After all, if personal safety isn’t a compelling reason to stay home this summer, what will stop students from partying on campus this fall?

To make matters worse, new research suggests that college students may not be as safe from the virus as they think. Since the start of the pandemic, the percentage of infections among people between 15 and 24 years of age tripled from 4.5 percent to 15 percent. While youth are less likely to die from the virus, they may pass it on to more vulnerable individuals like professors and staff.

Thus, an indifferent student body will not only put themselves at risk but also threaten the lives and livelihoods of dozens of essential workers.

Even if students comply with health and safety guidelines, what will life on campus look like?

Chances are that this semester will be far from normal. Experts have remarked that “being on campus will be something like living in a monastery or a minimum-security prison.” With some of the precautions Vanderbilt is taking, this may very well come true.

For the first time in Vanderbilt’s history, incoming freshmen will not be sharing their room with another student. Instead, they will connect with their “virtual roommates” through Zoom. Lunches with friends at Rand will quickly become a distant memory as Campus Dining shifts to a meal order and pickup system where students are allocated 20 minutes to finish their meals in designated areas. Any plans to attend a party on Greek Row are now nonexistent, with on-campus gatherings heavily restricted by the university. For the most part, it seems as if students will be expected to remain confined to their dorm rooms and socially distanced from their friends for the entirety of the fall semester, however unlikely this may be.

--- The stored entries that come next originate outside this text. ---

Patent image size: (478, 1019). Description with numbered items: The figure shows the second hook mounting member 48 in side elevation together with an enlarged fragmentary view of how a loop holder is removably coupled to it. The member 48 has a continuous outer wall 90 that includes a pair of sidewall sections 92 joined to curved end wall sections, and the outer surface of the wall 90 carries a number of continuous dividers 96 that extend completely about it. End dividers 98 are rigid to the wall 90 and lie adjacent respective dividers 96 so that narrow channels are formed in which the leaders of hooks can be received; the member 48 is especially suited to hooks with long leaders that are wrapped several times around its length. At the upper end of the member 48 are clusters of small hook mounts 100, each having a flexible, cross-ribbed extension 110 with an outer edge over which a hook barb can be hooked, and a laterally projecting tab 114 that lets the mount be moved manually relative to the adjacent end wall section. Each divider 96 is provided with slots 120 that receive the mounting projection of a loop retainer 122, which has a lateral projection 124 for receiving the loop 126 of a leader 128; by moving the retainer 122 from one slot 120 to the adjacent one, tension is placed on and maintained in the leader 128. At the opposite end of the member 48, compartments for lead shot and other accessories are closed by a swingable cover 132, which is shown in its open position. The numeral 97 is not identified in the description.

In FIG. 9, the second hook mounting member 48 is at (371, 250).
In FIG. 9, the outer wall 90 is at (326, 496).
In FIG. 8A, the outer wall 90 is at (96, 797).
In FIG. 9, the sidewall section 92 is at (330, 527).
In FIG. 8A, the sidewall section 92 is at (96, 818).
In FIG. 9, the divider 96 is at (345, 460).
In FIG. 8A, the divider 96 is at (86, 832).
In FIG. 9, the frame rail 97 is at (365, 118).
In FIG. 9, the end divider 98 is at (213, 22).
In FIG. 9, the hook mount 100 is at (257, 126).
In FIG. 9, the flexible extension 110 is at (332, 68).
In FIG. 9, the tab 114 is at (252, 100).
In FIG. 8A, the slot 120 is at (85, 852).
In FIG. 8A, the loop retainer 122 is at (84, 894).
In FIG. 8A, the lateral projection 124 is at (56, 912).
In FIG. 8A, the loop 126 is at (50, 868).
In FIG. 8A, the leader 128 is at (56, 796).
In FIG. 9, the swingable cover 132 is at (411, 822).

In the event of an outbreak, Vanderbilt’s policies may become even more restrictive as the administration scrambles to safeguard its students (and its reputation). There is even the possibility of a complete return to online instruction.

With this in mind, it seems clear that inviting thousands of students back to campus in the fall may have disastrous consequences. Although online classes are less than ideal, especially for students that have difficulty learning at home, we need to recognize that in the midst of a pandemic, a return to “normal” college life is a dangerous pipe dream.

We should be staying home. To suggest otherwise would be selfish and careless.